1 directory, 10 files

Add a claro_module(name = "styling", ...) Build Target

The final step in defining a Module in Claro is defining a claro_module(...) build target. Add the following to your BUILD file to create a Module by declaring explicitly that the styling.claro file implements the interface declared by styling.claro_module_api:

Fig 4:

load("//:rules.bzl", "claro_binary", "claro_module")  # <-- New

  name = "demo_bin",
  main_file = "demo.claro",
  resources = {
    "Input": "input.txt",

  name = "hello_world",
  main_file = "hello_world.claro",
  deps = {                                            # <-- New
    "Style": ":styling",

claro_module(                                         # <-- New
  name = "styling",
  module_api_file = "styling.claro_module_api",
  srcs = ["styling.claro"],

Updated load(...) Statement

The load(...) statement also needed to be updated to include the newly used claro_module Build Rule.

Added an Explicit Dependency on //example:styling

Claro handles dependencies entirely within Bazel BUILD files, and .claro source files themselves do not have any mechanism for the traditional import style that you will have gotten accustomed to in other languages. This is the key to Claro's extremely flexible Module system and provides many powerful advantages over the traditional import style, but we won't get any further into that here.

For now, just note that claro_*() Build targets all accept an (optional) deps = {<dep name>: <module target>} map that explicitly declares and names any dependencies the current compilation unit has on any other Module. Note that the consuming compilation unit is free to choose any name to refer to the Module(s) that it depends on. Here we've chosen to name the //example:styling Module Style.

Update hello_world.claro to Use Style::wrapInBox

Now we're finally ready to update our Hello World program to wrap its output in a box using its new module dependency! Update hello_world.claro to:

Fig 5:

print(Style::wrapInBox("Hello, World!"));

Now Execute Your Updated Hello World!

Note: The below recording was made with asciinema - try pausing and copying any text.

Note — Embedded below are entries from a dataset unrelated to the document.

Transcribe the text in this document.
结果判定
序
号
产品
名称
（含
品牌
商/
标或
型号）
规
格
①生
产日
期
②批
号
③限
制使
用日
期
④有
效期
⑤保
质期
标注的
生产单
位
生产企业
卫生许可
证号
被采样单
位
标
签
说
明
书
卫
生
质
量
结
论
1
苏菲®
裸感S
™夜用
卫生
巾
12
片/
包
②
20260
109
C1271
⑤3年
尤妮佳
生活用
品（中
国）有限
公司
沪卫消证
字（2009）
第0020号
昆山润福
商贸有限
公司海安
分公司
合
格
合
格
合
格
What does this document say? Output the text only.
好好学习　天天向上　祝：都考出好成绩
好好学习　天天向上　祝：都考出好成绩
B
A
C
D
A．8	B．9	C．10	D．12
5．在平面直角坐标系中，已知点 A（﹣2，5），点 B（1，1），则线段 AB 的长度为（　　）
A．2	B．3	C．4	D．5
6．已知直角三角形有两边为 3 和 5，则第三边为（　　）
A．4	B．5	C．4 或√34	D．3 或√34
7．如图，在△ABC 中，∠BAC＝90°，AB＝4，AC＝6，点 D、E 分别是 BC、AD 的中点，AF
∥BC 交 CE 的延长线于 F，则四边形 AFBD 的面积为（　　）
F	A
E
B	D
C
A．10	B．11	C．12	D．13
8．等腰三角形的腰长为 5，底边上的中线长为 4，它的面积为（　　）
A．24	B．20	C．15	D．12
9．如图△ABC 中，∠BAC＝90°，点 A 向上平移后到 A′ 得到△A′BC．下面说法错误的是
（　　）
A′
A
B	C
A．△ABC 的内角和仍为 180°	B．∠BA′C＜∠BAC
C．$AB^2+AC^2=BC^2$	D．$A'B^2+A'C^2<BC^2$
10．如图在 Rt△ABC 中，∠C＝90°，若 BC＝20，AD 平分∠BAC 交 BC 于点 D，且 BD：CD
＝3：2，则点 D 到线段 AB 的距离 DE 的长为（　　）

On Your Own: Update //example:demo_bin to Use the New Module

Using what you've learned, it should now be straightforward to update //example:demo_bin to also depend on the newly defined Module so that there's only a single definition of the wrapInBox function in your project.

On Your Own: Refactor //example:styling to its Own Directory

This will be a good way to test your understanding of how Claro and Bazel work together.

Hint: You can move the Module definition anywhere in the project that you want, but you'll need to update the deps = {...} declarations to reference its new location.